The problem with the Age of Aquarius is that nobody seems to know when it’s due, or indeed whether or not it’s already begun. According to the song ‘Aquarius’ from hippy musical Hair, the dawning will come when “The moon is in the seventh house, and Jupiter aligns with Mars.” Unfortunately, as astrologer Neil Spencer has noted, the moon enters the seventh house daily, while Jupiter and Mars are aligned several times a year. Other astrologers have argued for Aquarian start dates ranging from 1447 right up until 3597.
In the popular imagination, however, the Age of Aquarius will always be associated with the “love generation” counter-culture of the 1960s, and represents the utopian new age that their flower power shenanigans were supposed to usher in. In other words, it should be here by now, and it manifestly isn’t. As Legendary Pink Dots’ mainstay Edward Ka-Spel notes, if this is Aquarius page one then love, peace and good hair are hardly qualities in the ascendant. “It wasn’t supposed to be like this,” he writes. “Are we in for another 2,160 years of this?”
Ultimately though, Ka-Spel’s conclusions are optimistic. What we’re actually living through are the death throes of the Pisces Age, he argues; it’s brutal and painful, but it won’t last. The way to get through is by letting go, on both a personal and societal level, and in order to do this we need to look unflinchingly at where we are now, what is holding us back and what will help us move forward.
So the album’s opening track, ‘Mirror, Mirror’ tackles introspection, narcissism and self-loathing alongside the hard but necessary task of looking closely at your own self and putting the work in to improve. Stinging synthesiser blasts reflect this flinching process over driving electronic percussion, before a melancholy mellotron passage suggests a degree of sorrowful self-acceptance has been found. On ‘The Greatest Story Ever Told,’ a swarm of buzzing clockwork wasps soundtrack rising existential dread before the song shifts into a litany of reasons not to worship God, or indeed watch his movies on TV, all set to a queasy rendition of ‘All Things Bright and Beautiful.’ The Age of Pisces is often identified as the Christian era, and early Christians identified themselves using two fishes as a symbol; among other qualities, Aquarius is associated with the decline of religion and the rise of technology. “We worship technology,” Ka-Spel whispers ambivalently at the close.

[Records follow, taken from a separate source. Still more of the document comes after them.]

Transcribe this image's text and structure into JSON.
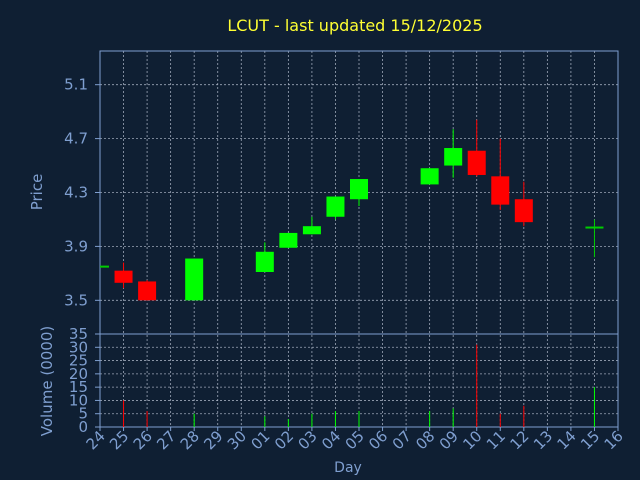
{
  "colors": {
    "background": "#0f1f33",
    "title": "#ffff33",
    "axis_text": "#7f9fd0",
    "grid": "#c0c8d8",
    "up": "#00ff00",
    "down": "#ff0000",
    "neutral": "#00cc00"
  },
  "chart_data": [
    {
      "type": "candlestick",
      "title": "LCUT - last updated 15/12/2025",
      "ylabel": "Price",
      "ylim": [
        3.25,
        5.35
      ],
      "yticks": [
        3.5,
        3.9,
        4.3,
        4.7,
        5.1
      ],
      "ytick_labels": [
        "3.5",
        "3.9",
        "4.3",
        "4.7",
        "5.1"
      ],
      "grid": true,
      "categories": [
        "24",
        "25",
        "26",
        "27",
        "28",
        "29",
        "30",
        "01",
        "02",
        "03",
        "04",
        "05",
        "06",
        "07",
        "08",
        "09",
        "10",
        "11",
        "12",
        "13",
        "14",
        "15",
        "16"
      ],
      "candles": [
        {
          "x": "24",
          "open": 3.75,
          "high": 3.75,
          "low": 3.75,
          "close": 3.75
        },
        {
          "x": "25",
          "open": 3.72,
          "high": 3.78,
          "low": 3.59,
          "close": 3.63
        },
        {
          "x": "26",
          "open": 3.64,
          "high": 3.65,
          "low": 3.5,
          "close": 3.5
        },
        {
          "x": "28",
          "open": 3.5,
          "high": 3.81,
          "low": 3.5,
          "close": 3.81
        },
        {
          "x": "01",
          "open": 3.71,
          "high": 3.93,
          "low": 3.71,
          "close": 3.86
        },
        {
          "x": "02",
          "open": 3.89,
          "high": 4.0,
          "low": 3.89,
          "close": 4.0
        },
        {
          "x": "03",
          "open": 3.99,
          "high": 4.12,
          "low": 3.99,
          "close": 4.05
        },
        {
          "x": "04",
          "open": 4.12,
          "high": 4.27,
          "low": 4.1,
          "close": 4.27
        },
        {
          "x": "05",
          "open": 4.25,
          "high": 4.4,
          "low": 4.2,
          "close": 4.4
        },
        {
          "x": "08",
          "open": 4.36,
          "high": 4.48,
          "low": 4.36,
          "close": 4.48
        },
        {
          "x": "09",
          "open": 4.5,
          "high": 4.77,
          "low": 4.41,
          "close": 4.63
        },
        {
          "x": "10",
          "open": 4.61,
          "high": 4.84,
          "low": 4.42,
          "close": 4.43
        },
        {
          "x": "11",
          "open": 4.42,
          "high": 4.7,
          "low": 4.17,
          "close": 4.21
        },
        {
          "x": "12",
          "open": 4.25,
          "high": 4.38,
          "low": 4.05,
          "close": 4.08
        },
        {
          "x": "15",
          "open": 4.04,
          "high": 4.1,
          "low": 3.82,
          "close": 4.04
        }
      ]
    },
    {
      "type": "bar",
      "ylabel": "Volume (0000)",
      "xlabel": "Day",
      "ylim": [
        0,
        35
      ],
      "yticks": [
        0,
        5,
        10,
        15,
        20,
        25,
        30,
        35
      ],
      "ytick_labels": [
        "0",
        "5",
        "10",
        "15",
        "20",
        "25",
        "30",
        "35"
      ],
      "grid": true,
      "categories": [
        "24",
        "25",
        "26",
        "27",
        "28",
        "29",
        "30",
        "01",
        "02",
        "03",
        "04",
        "05",
        "06",
        "07",
        "08",
        "09",
        "10",
        "11",
        "12",
        "13",
        "14",
        "15",
        "16"
      ],
      "bars": [
        {
          "x": "24",
          "value": 0,
          "dir": "up"
        },
        {
          "x": "25",
          "value": 10,
          "dir": "down"
        },
        {
          "x": "26",
          "value": 6,
          "dir": "down"
        },
        {
          "x": "28",
          "value": 5,
          "dir": "up"
        },
        {
          "x": "01",
          "value": 4,
          "dir": "up"
        },
        {
          "x": "02",
          "value": 3,
          "dir": "up"
        },
        {
          "x": "03",
          "value": 5,
          "dir": "up"
        },
        {
          "x": "04",
          "value": 6,
          "dir": "up"
        },
        {
          "x": "05",
          "value": 6,
          "dir": "up"
        },
        {
          "x": "08",
          "value": 6,
          "dir": "up"
        },
        {
          "x": "09",
          "value": 7,
          "dir": "up"
        },
        {
          "x": "10",
          "value": 31,
          "dir": "down"
        },
        {
          "x": "11",
          "value": 5,
          "dir": "down"
        },
        {
          "x": "12",
          "value": 8,
          "dir": "down"
        },
        {
          "x": "15",
          "value": 15,
          "dir": "up"
        }
      ]
    }
  ]
}
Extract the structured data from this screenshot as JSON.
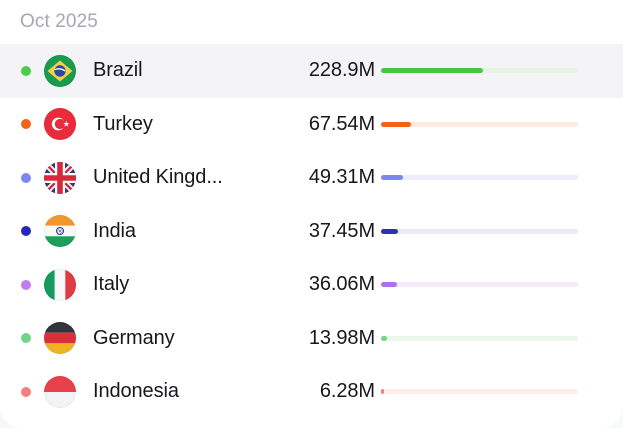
{
  "page": {
    "background": "#f7f8fa",
    "card_background": "#ffffff"
  },
  "header": {
    "title": "Oct 2025",
    "text_color": "#a7a7b1"
  },
  "list": {
    "rows": [
      {
        "label": "Brazil",
        "value": "228.9M",
        "value_millions": 228.9,
        "dot_color": "#4bcd4b",
        "bar_color": "#45c845",
        "track_color": "#e4f5e3",
        "flag_icon": "brazil-flag",
        "highlighted": true
      },
      {
        "label": "Turkey",
        "value": "67.54M",
        "value_millions": 67.54,
        "dot_color": "#f26315",
        "bar_color": "#f26315",
        "track_color": "#fcebe0",
        "flag_icon": "turkey-flag",
        "highlighted": false
      },
      {
        "label": "United Kingd...",
        "value": "49.31M",
        "value_millions": 49.31,
        "dot_color": "#7d87f3",
        "bar_color": "#7d87f3",
        "track_color": "#ececfb",
        "flag_icon": "uk-flag",
        "highlighted": false
      },
      {
        "label": "India",
        "value": "37.45M",
        "value_millions": 37.45,
        "dot_color": "#2527b8",
        "bar_color": "#2d2fb5",
        "track_color": "#e9e9f7",
        "flag_icon": "india-flag",
        "highlighted": false
      },
      {
        "label": "Italy",
        "value": "36.06M",
        "value_millions": 36.06,
        "dot_color": "#c07df2",
        "bar_color": "#b06ee9",
        "track_color": "#f3eafc",
        "flag_icon": "italy-flag",
        "highlighted": false
      },
      {
        "label": "Germany",
        "value": "13.98M",
        "value_millions": 13.98,
        "dot_color": "#72d489",
        "bar_color": "#72d489",
        "track_color": "#e9f7ed",
        "flag_icon": "germany-flag",
        "highlighted": false
      },
      {
        "label": "Indonesia",
        "value": "6.28M",
        "value_millions": 6.28,
        "dot_color": "#f4807e",
        "bar_color": "#f4807e",
        "track_color": "#fdeceb",
        "flag_icon": "indonesia-flag",
        "highlighted": false
      }
    ]
  },
  "chart_data": {
    "type": "bar",
    "orientation": "horizontal",
    "title": "Oct 2025",
    "categories": [
      "Brazil",
      "Turkey",
      "United Kingd...",
      "India",
      "Italy",
      "Germany",
      "Indonesia"
    ],
    "values": [
      228.9,
      67.54,
      49.31,
      37.45,
      36.06,
      13.98,
      6.28
    ],
    "value_labels": [
      "228.9M",
      "67.54M",
      "49.31M",
      "37.45M",
      "36.06M",
      "13.98M",
      "6.28M"
    ],
    "unit": "millions",
    "xlim": [
      0,
      440
    ],
    "colors": [
      "#45c845",
      "#f26315",
      "#7d87f3",
      "#2d2fb5",
      "#b06e e9",
      "#72d489",
      "#f4807e"
    ],
    "grid": false,
    "legend": false
  }
}
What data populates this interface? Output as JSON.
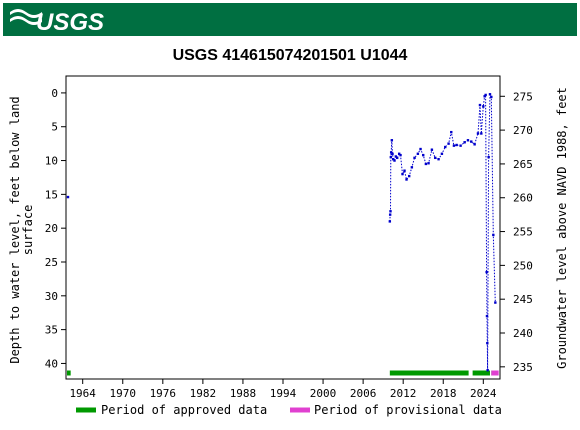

How the glorious analogue squelching of ‘D-Train’ fits into the concept I’m not sure, but ‘Credibility’ and ‘Trending’ take a look at the world around us, the former cursing “Damn your eyes, austerity” over lullaby-like piano, while the latter looks at the mysterious force of the zeitgeist as represented by popular topics on social media. Watching “the great sea ripple,” Ka-Spel wonders who or what is driving the trends, directing our thoughts and attention as one linked collective organism.
The album concludes with two multi-part epics. The near-eighteen minute ‘Don’t Go There- Page Aquarian- Jacob’s Ladder’ begins in haunting yet propulsive style, discussing surveillance culture and “cameras everywhere” before shifting onto memory as a form of observation, returning to the theme of looking unsparingly at your own past actions and how they’ve led you to where you are now. A collage of found sound leads into a passage of spare percussion over which Ka-Spel considers the stars and the notion of destiny, before the final section finds tentative piano chords reverberating over the sound of a gathering storm. Here considerations of mortality and the afterlife are resolved into the need to make peace and find some kind of acceptance.
For CD listeners, that’s where the album ends, but it would be a shame to miss out on the sixteen-and-a-half minute ‘The Weight of Water Parts 1-4,’ which is only available on digital and double vinyl editions. A dry, steady pulse beat supports slabs of musique concrete and some non-judgemental meditations on self-destructive behaviour, before a frantic flurry of low piano notes in a repeating, claustrophobic loop successfully simulates a panic attack. This then shifts into an oceanic evocation of waking at 3am with the realisation that your life has been wasted in deceit and acquisitiveness, before the instrumental final section captures a zen-like sensation of beatific release, with acoustic and electronic textures beautifully balanced against each other.
Aquarius of course is the water bearer, and ‘The Weight of Water’ effectively sums up the pain and difficulty of this period of transition. There’s no need though to take the astrological metaphors literally; this album can be enjoyed purely as an unsettling and moving 83 minutes of music, and for those who do listen closely to the words, Ka-Spel’s dry sense of humour undercuts any tendency towards new age pretentiousness.
Their long history could make some wrongly see the Legendary Pink Dots as unapproachable or worse, irrelevant. But Pages of Aquarius is an album that stands on its own merits. Even if you’ve never bought a Pink Dots record before, this is a progressive, provocative and ultimately positive statement about the world we’re all living in today.